AGA Session: Imaging and Advanced Technologies

Endoscopic Anastomotic Reduction after Roux-en-Y Gastric Bypass Surgery: A Potential Treatment for Weight Regain

Derek G Fong, MD, David B Lautz, MD, Christopher C Thompson, MD, MSc

Dilation of the gastrojejunal anastomosis is a structural complication of the surgical pouch that may contribute to weight regain after Roux-en-Y Gastric Bypass (RYGB) surgery. Endoscopic anastomotic reduction using a Bard EndoCinch suturing device is a novel procedure that may be a potential treatment for weight regain in patients with outlet dilation. In this analysis of this group’s early experience with this technique in fifteen patients, eleven patients lost weight with an overall mean excess weight loss of 14.2% at 6 month follow-up.
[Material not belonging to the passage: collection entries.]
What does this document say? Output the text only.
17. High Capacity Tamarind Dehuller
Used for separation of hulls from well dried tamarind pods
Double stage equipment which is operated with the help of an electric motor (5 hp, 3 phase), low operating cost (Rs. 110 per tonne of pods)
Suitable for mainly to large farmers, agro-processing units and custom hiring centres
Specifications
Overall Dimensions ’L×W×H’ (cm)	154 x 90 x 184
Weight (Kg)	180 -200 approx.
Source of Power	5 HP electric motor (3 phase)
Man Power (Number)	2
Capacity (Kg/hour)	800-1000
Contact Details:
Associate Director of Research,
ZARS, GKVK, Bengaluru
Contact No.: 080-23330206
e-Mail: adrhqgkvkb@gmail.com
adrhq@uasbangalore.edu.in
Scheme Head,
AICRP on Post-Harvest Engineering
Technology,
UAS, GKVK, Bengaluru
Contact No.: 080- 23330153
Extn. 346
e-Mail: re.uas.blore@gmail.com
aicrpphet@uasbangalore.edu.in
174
There were no serious complications from this procedure. This paper demonstrated that endoscopic anastomotic reduction may be a useful treatment option for weight regain in selected patients after RYGB surgery, however, the durability of weight loss and the need for subsequent anastomotic reductions will need to be examined with prospective randomized studies.

Transcolonic Endoscopic Abdominal Exploration

Derek G Fong MD, Reina D Pai, MD, Christopher C Thompson, MD MSc

Natural Orifice Transluminal Endoscopic Surgery (NOTES) using a transcolonic approach may obviate technical limitations associated with a transgastric approach including the need for awkward retroflexion to navigate the upper abdomen. In this study, transcolonic endoscopic abdominal exploration was performed in six pigs through a colonic incision. All of the animals survived fourteen days without apparent sequelae. At necropsy, salpingocolonic and colovesicular adhesions were identified in 5 of 6 animals and histologic examination revealed the presence of microsabscesses at the colonic closure site. In contrast to the transgastric route, a transcolonic approach provides en face orientation to organs in the upper abdomen and allows for better visualization, scope stability, and reach. The findings of adhesions and microabscesses at the colonic incision site may be suggestive of inadequate procedural sterility and refinements in colonic preparation and sterile technique will need to be addressed in future studies.

Natural Orifice Transluminal Endoscopic Surgery (NOTES) Cholecystectomy: A Transcolonic Survival Study in a Porcine Model

Reina D. Pai, MD; Derek G. Fong, MD; Douglas S. Fishman, MD; David W. Rattner, MD; Christopher C. Thompson, MD MSc. Division of Gastroenterology, Brigham and Women’s Hospital, Harvard Medical School, Boston, MA.

Transgastric cholecystectomy has been reported in two non-survival studies which detail substantial technical limitations. The aim of this study was to demonstrate feasibility and evaluate technical limitations of a transcolonic approach to cholecystectomy. Under general anesthesia, 5 adult Yorkshire pigs were prepped with multiple tap water enemas, per-anal instillation of an antibiotic and betadine rinse, and external betadine scrub. A sterile dual-channel endoscope (Olympus™) was introduced through the anus and advanced through a 2 cm, anterior, trans-colonic incision created by a needle knife approximately 15 - 20 cm from the anal verge. In all 5 animals, cystic duct and artery ligation followed by dissection and removal of the gallbladder was successful. The one complication in the series was related to inability to successfully close the colonic incision. This study demonstrates the technical feasibility of transcolonic organ resection via a single incision.   For this approach to be translated to humans, a sterile conduit, secure closure device and better instruments for triangulation are necessary.